Source: AIMv2 technical blog Released in late 2024, AIMv2 is a family of open-vision encoders that has quietly revolutionized multimodal learning yet has received surprisingly little fanfare given its capabilities.

What Is AIMv2?

AIMv2 is a family of pre-trained vision encoders that uses a novel multimodal autoregressive method. Its key innovation lies in treating image patches and text tokens as part of a unified sequence, using a causal multimodal decoder to predict elements sequentially. This approach provides dense supervision, as the model extracts training signals from every image patch and text token. AIMv2's autoregressive modeling predicts each element (image patch or text token) based on all preceding elements in the sequence. This unified approach means the model:

Processes both modalities in a single, coherent framework
Learns from dense supervision at every step
Develops rich contextual understanding across modalities
Achieves efficient training with fewer samples
Achieves better multimodal synergy

How AIMv2 Differs from CLIP

AIMv2’s processes data as one continuous sequence, predicting the next step in the series. It deliberately puts image information first, followed by text, creating a specific sequence: image patches → text tokens:

Image Prediction: It looks at the beginning of an image and tries to predict what comes next, pixel by pixel, like looking at the top half of a photo and trying to guess what’s in the bottom half.
Text Prediction: After seeing the image, it predicts the caption one word at a time, like completing a sentence. If it sees “A dog playing in the”, it tries to predict “park.”

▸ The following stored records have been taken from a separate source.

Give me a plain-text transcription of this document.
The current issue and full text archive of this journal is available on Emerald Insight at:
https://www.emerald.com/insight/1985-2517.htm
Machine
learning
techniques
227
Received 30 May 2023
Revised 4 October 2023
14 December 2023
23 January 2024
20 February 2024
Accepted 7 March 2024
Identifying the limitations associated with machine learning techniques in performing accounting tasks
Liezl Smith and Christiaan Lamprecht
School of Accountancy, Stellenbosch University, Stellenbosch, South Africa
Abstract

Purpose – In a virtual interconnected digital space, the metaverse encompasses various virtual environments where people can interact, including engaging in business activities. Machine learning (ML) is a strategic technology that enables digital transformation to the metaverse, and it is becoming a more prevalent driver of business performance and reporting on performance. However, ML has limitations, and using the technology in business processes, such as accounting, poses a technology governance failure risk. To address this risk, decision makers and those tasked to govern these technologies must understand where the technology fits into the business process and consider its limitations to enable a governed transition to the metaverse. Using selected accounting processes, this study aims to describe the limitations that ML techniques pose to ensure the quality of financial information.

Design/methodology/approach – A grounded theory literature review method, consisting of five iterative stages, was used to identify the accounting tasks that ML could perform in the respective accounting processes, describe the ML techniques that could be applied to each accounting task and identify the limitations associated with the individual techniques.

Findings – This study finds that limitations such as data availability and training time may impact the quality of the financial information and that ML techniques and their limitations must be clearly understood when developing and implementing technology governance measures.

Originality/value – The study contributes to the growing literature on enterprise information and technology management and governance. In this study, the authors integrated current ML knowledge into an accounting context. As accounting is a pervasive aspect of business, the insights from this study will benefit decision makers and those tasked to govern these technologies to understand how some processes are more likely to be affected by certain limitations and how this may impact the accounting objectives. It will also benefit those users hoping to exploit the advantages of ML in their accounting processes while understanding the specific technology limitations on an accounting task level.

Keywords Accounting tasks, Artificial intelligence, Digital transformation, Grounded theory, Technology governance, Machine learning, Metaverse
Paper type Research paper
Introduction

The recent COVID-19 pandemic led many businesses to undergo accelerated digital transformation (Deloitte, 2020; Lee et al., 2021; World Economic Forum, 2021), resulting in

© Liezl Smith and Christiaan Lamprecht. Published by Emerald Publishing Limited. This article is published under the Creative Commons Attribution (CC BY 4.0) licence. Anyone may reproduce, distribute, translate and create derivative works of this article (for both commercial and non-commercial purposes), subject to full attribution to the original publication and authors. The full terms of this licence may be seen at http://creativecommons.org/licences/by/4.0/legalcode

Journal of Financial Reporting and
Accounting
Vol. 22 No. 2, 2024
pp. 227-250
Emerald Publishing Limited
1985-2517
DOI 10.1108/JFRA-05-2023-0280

Source: Figure 1 from the AIMv2 Paper This is critically important because:

Order Matters: While it’s technically possible to process text first and then images, AIMV2 deliberately chooses to process images first. This allows the model to build a strong visual understanding before tackling the text.
Visual Foundation: By processing image patches first, the model can access the complete visual context for every text prediction. Consider how you would describe a photo — you’d likely want to see the whole image before starting your description and not try to describe it while still uncovering parts of it.
Unified Processing: Once ordered, everything is treated as one continuous sequence.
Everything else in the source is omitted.